Ao mesmo tempo, argumentam os autores, os estados também têm se tornado mais cientes da importância estratégica do ciberespaço levando a sua militarização. Exemplos como o uso inteligente da internet por insurgentes e militantes no Iraque e em outras partes do Oriente Médio, a importância da internet em conflitos como a guerra entre a Rússia e a Geórgia em 2008, e as recentes revelações a respeito de redes de ciberespionagem em larga escala têm enfatizado o impacto do ciberespaço nos aspectos mais mundanos de conflitos bélicos, e na competição geopolítica entre atores estatais e não-estatais. E o que se vê são estados abertamente engajados em plena corrida armamentista no ciberespaço, invariavelmente à revelia do respeito às liberdades individuais. E, em casos concretos, empresas acabam ajudando o estado a prender e monitorar ativistas, mesmo sem ter tido a intenção de fazê-lo. “A busca pelo controle da informação está hoje além da negação”, dizem os autores. O fato concreto é que a nova geração de métodos de filtragem levantam questões de suma importância no que concerne ao relacionamento entre cidadãos e estados.

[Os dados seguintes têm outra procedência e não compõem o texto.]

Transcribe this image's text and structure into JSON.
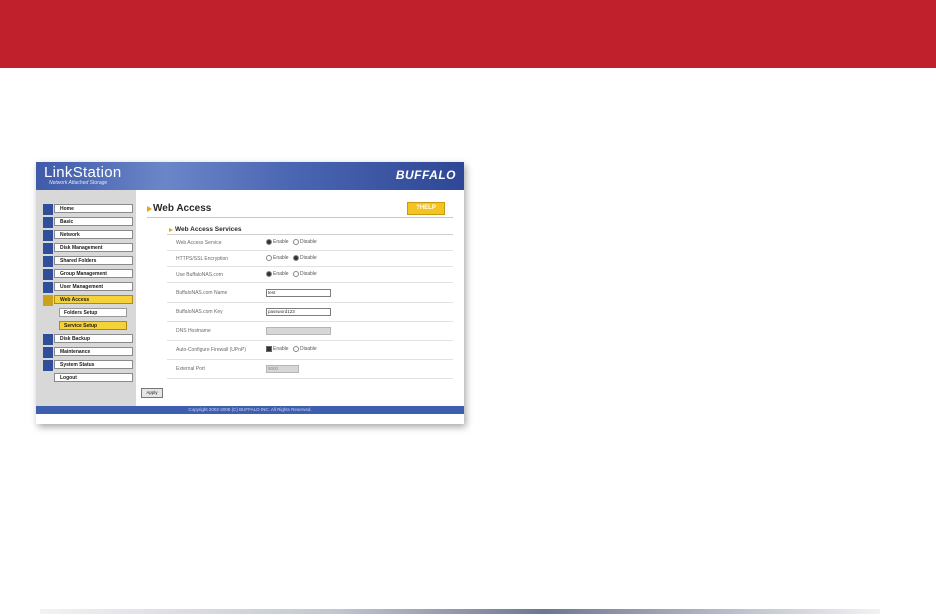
{
  "screenshot": {
    "brand": "LinkStation",
    "brand_subtitle": "Network Attached Storage",
    "maker": "BUFFALO",
    "sidebar": {
      "items": [
        {
          "label": "Home"
        },
        {
          "label": "Basic"
        },
        {
          "label": "Network"
        },
        {
          "label": "Disk Management"
        },
        {
          "label": "Shared Folders"
        },
        {
          "label": "Group Management"
        },
        {
          "label": "User Management"
        },
        {
          "label": "Web Access"
        },
        {
          "label": "Disk Backup"
        },
        {
          "label": "Maintenance"
        },
        {
          "label": "System Status"
        },
        {
          "label": "Logout"
        }
      ],
      "subitems": [
        {
          "label": "Folders Setup"
        },
        {
          "label": "Service Setup"
        }
      ],
      "active_item": "Web Access",
      "active_subitem": "Service Setup"
    },
    "page_title": "Web Access",
    "help_label": "?HELP",
    "section_title": "Web Access Services",
    "rows": {
      "web_access_service": {
        "label": "Web Access Service",
        "enable": "Enable",
        "disable": "Disable",
        "selected": "Enable"
      },
      "https": {
        "label": "HTTPS/SSL Encryption",
        "enable": "Enable",
        "disable": "Disable",
        "selected": "Disable"
      },
      "use_buffalonas": {
        "label": "Use BuffaloNAS.com",
        "enable": "Enable",
        "disable": "Disable",
        "selected": "Enable"
      },
      "buffalonas_name": {
        "label": "BuffaloNAS.com Name",
        "value": "test"
      },
      "buffalonas_key": {
        "label": "BuffaloNAS.com Key",
        "value": "password123"
      },
      "dns_hostname": {
        "label": "DNS Hostname",
        "value": ""
      },
      "upnp": {
        "label": "Auto-Configure Firewall (UPnP)",
        "enable": "Enable",
        "disable": "Disable",
        "selected": "Enable"
      },
      "external_port": {
        "label": "External Port",
        "value": "9000"
      }
    },
    "apply_label": "Apply",
    "footer": "Copyright 2002-2008 (C) BUFFALO INC. All Rights Reserved."
  },
  "colors": {
    "banner": "#c0202c",
    "header_blue": "#4a66b2",
    "active_yellow": "#f5d23a"
  }
}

Numa explícita convocação à responsabilidade corporativa, Rebecca MacKinnon, co-fundadora das ONG’s “Global Voices” e “Global Network Initiative”, declara em seu depoimento registrado em documento intitulado “Protecting and Advancing Freedom of Expression and Privacy in Information and Communications Technologies” e pronunciado numa audiência da Subcomissão Judiciária de Direitos Humanos e o Estado de Direito do Senado americano sobre “Global Internet Freedom and the Rule of Law” em 02/03/10, que “é essencial que a indústria global das TIC’s e todos os envolvidos assumam um compromisso público e compartilhado de respeitar os direitos dos usuários em face de ameaças crescentes à liberdade de expressão e à privacidade. A indústria das TIC’s é diversificada, e empresas diferentes podem tomar decisões diferentes sobre entrar ou sair de um mercado em circunstâncias específicas tais como o momento, a localização, os relacionamentos e a natureza de um produto, serviço ou negócio específico. Não existe abordagem do tipo ‘tamanho único’ para a responsabilidade corporativa, tampouco um único curso correto de ação ou de script para todos seguirem.”
Segundo MacKinnon, tal qual a liberdade física, a liberdade na internet requer uma luta constante e uma vigilância constante. Vai ser preciso também dispor de um ecossistema de apoio formado por indústria, governo e cidadãos conscientes da ameaça à liberdade no ciberespaço, todos trabalhando em conjunto em favor do objetivo comum.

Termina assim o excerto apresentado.